The cytotoxicity test using MTT on HeLa cells (HeLa-MTT) was evaluated as an alternative method to the Draize eye irritation test (Draize test) by six to eight laboratories. The 50% inhibition concentration (EC(50)) for MTT reduction was calculated. A total of thirty-nine test chemicals were examined. The average interlaboratory coefficient of variation (CV) of the present assay was 25%. Comparison of the in vitro test results with those of the Draize test revealed a correlation coefficient of -0.799 between the log(EC(50)) value and the maximum average total score (MAS) for a 10% solution or suspension. The following characteristics of HeLa-MTT have become apparent through this validation: (1) HeLa-MTT could be applied to all substances including water-insoluble substances, esters, a colour additive, and a substance which is known to directly reduce MTT; (2) there is good interlaboratory reproducibility and strong correlation between HeLa-MTT and Draize MAS; (3) results for strong acids, alkanolamines and alcohols (lower mono-ol) clearly deviate from other samples with respect to the correlation between HeLa-MTT and Draize MAS. These results suggest that HeLa-MTT may be useful for predicting the Draize MAS if definite criteria can be established for applicable compounds.

Interlaboratory validation of the in vitro eye irritation tests for cosmetic ingredients. (10) Evaluation of cytotoxicity test on CHL cells.

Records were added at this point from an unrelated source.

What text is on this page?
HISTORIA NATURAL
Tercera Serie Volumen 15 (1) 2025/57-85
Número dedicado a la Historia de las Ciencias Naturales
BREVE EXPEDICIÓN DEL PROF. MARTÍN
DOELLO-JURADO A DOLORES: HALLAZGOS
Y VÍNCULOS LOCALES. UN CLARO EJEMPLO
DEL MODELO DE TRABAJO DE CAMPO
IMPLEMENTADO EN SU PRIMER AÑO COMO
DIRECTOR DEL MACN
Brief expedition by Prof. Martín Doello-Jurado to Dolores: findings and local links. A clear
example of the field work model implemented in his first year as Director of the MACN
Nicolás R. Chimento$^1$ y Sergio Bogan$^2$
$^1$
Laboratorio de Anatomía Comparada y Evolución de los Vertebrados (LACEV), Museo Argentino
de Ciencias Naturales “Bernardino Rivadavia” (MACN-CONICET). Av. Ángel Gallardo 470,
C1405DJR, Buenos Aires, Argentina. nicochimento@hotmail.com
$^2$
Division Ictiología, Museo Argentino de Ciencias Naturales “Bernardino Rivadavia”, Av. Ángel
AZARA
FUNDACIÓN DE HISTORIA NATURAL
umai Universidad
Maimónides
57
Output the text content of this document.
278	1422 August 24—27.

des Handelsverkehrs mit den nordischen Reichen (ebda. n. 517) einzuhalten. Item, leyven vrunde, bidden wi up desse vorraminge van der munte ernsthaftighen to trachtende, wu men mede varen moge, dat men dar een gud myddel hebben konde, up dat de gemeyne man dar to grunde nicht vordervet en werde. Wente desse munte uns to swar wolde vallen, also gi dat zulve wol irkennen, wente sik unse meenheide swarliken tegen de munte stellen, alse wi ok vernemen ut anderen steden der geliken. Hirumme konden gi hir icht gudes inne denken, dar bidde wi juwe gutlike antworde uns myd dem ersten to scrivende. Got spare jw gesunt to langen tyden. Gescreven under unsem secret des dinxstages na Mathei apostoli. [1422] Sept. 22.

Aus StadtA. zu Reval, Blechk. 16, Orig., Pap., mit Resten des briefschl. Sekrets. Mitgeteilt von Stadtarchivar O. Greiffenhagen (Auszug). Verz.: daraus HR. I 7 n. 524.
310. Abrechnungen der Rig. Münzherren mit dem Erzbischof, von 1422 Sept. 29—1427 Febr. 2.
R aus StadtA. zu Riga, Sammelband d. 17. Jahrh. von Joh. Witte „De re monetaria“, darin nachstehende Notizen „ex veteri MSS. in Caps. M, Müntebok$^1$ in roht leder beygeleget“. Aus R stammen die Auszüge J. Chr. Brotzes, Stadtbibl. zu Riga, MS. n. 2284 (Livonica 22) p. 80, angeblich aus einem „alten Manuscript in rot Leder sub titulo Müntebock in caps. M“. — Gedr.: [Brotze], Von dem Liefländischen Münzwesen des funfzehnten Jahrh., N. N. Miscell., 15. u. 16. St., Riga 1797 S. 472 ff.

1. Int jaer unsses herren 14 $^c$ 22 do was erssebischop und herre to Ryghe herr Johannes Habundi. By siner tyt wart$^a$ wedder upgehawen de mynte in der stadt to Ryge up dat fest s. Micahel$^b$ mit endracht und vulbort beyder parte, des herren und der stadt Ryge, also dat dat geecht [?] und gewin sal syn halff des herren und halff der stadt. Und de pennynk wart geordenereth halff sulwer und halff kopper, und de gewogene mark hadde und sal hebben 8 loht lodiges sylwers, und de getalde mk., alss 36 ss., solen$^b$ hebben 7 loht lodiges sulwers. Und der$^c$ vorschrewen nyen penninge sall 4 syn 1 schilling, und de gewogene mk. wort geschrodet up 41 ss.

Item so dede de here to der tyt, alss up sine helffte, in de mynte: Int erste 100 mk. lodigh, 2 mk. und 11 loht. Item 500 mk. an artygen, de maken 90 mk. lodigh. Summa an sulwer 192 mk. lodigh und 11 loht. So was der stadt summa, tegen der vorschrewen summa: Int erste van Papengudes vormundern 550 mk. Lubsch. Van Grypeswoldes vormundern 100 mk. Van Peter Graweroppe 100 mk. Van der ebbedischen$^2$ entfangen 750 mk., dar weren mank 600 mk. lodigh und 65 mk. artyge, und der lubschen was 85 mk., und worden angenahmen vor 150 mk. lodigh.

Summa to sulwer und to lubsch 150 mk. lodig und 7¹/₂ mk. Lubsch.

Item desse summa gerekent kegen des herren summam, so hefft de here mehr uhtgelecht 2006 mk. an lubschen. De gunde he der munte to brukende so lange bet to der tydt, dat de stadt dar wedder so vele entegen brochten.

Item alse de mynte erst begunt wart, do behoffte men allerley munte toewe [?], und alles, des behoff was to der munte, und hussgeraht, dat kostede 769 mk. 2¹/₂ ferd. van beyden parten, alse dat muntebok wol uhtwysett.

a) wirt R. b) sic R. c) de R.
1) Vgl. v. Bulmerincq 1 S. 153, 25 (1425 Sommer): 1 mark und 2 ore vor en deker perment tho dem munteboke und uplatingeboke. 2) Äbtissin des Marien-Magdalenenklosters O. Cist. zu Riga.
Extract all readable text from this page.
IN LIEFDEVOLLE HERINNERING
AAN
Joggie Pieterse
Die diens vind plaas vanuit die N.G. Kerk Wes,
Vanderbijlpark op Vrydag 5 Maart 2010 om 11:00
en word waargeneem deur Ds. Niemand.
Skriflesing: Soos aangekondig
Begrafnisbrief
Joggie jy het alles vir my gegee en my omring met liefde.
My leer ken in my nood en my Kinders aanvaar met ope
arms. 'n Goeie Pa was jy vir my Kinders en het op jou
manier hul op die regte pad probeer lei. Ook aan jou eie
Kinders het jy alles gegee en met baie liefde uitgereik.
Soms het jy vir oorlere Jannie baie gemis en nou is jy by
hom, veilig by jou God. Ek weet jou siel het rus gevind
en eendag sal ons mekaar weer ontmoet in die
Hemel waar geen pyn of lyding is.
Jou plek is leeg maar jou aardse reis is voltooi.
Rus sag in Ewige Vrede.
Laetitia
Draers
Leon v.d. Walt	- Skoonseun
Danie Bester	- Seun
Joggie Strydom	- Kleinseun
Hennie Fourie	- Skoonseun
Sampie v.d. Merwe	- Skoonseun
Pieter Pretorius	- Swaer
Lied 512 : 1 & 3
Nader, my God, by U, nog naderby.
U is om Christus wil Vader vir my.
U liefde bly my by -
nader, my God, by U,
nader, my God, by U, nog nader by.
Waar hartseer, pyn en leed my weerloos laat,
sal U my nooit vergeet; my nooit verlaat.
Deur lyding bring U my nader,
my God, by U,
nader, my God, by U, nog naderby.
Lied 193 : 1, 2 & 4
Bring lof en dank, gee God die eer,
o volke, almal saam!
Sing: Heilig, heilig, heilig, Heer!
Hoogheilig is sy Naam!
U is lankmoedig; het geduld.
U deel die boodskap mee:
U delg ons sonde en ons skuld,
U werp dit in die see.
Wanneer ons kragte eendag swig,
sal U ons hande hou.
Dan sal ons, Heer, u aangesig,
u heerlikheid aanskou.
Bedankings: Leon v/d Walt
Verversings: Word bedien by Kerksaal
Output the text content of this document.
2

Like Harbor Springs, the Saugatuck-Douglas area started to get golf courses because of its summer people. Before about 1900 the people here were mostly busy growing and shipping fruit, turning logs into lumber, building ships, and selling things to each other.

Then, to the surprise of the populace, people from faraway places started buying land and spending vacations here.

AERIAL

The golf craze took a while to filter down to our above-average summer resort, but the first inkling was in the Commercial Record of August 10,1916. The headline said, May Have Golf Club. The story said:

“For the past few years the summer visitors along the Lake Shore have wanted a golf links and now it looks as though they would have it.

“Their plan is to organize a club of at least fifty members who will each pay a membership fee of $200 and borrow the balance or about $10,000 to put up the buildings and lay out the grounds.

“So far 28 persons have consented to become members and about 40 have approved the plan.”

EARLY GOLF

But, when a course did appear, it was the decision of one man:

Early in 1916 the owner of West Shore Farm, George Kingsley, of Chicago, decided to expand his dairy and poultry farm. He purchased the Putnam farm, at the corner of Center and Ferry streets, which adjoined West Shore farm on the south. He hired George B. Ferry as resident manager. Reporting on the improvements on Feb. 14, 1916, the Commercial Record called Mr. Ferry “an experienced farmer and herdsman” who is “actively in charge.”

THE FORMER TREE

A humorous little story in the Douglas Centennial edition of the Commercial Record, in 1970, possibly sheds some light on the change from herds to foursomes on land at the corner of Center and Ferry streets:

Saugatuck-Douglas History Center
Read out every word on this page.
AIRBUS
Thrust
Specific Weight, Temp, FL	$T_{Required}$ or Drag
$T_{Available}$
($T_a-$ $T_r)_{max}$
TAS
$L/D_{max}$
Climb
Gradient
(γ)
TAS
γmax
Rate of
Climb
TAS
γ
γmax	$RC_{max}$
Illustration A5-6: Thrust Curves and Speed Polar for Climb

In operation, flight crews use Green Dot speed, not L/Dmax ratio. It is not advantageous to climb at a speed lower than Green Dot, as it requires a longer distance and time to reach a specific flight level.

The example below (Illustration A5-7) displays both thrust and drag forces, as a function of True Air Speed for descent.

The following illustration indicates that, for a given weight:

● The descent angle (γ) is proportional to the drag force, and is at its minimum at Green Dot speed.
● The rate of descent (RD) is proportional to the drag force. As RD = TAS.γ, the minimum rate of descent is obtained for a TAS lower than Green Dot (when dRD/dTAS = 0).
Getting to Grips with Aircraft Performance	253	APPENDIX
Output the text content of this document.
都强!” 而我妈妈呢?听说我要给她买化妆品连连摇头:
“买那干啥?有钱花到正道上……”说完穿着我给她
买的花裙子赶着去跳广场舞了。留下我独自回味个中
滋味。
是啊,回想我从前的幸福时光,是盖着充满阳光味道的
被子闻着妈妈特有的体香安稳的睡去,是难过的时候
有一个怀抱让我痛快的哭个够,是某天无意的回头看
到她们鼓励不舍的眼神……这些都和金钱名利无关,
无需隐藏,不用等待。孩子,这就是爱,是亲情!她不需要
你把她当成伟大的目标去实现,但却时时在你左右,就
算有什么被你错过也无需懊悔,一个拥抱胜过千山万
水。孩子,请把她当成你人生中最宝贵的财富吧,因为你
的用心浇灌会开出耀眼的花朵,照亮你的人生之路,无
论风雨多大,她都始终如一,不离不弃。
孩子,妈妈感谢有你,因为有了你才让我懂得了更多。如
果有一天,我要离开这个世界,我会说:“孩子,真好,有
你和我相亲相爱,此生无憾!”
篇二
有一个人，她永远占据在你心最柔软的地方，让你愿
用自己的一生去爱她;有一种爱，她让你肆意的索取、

The present interlaboratory validation study was performed in order to evaluate the use of Chinese hamster lung cell lines that employs crystal violet staining (CHL-CVS) as an alternative cytotoxicity test to the Draize eye irritation test (Draize test) for cosmetic ingredients. Ten substances, nine of which were surfactants, were evaluated at seven laboratories in the first phase of the validation study; 15 substances including dyes and lipids were evaluated at seven laboratories in the second phase of the validation study; 14 substances including acids and alkalis were evaluated at four laboratories in the third phase of the validation study. The logEC(50) values obtained for CHL-CVS were compared with the maximal average Draize total score (MAS) for a 10% (w/v) solution of 38 cosmetic ingredients as well as isotonic sodium chloride solution. The interlaboratory coefficient of variation (CV) for EC(50)s was 35.6%, which was considered to be within a tolerable range. The correlation coefficient and the Spearman's rank correlation coefficient between the in vitro and in vivo tests were -0.729 and 0.709, respectively. The prediction ability of the proposed method was assessed from the linear regression line for a MAS cut-off point of 15. According to this analysis, four substances (two alcohols and two acids) were determined to be false negative. The present study revealed the following characteristic factors of this method: (1) CHL-CVS could be applied to all the test substances including dyes and lipids in this study; (2) The results for medium-insoluble substances varied according to the laboratory; (3) The correlation between the in vivo and in vitro data for acids and alcohols (lower mono-ol) differed from that of the other substances. These results suggested that the CHL-CVS might have a potential to predict the Draize MAS if definite criteria can be established for the compounds to be applicable.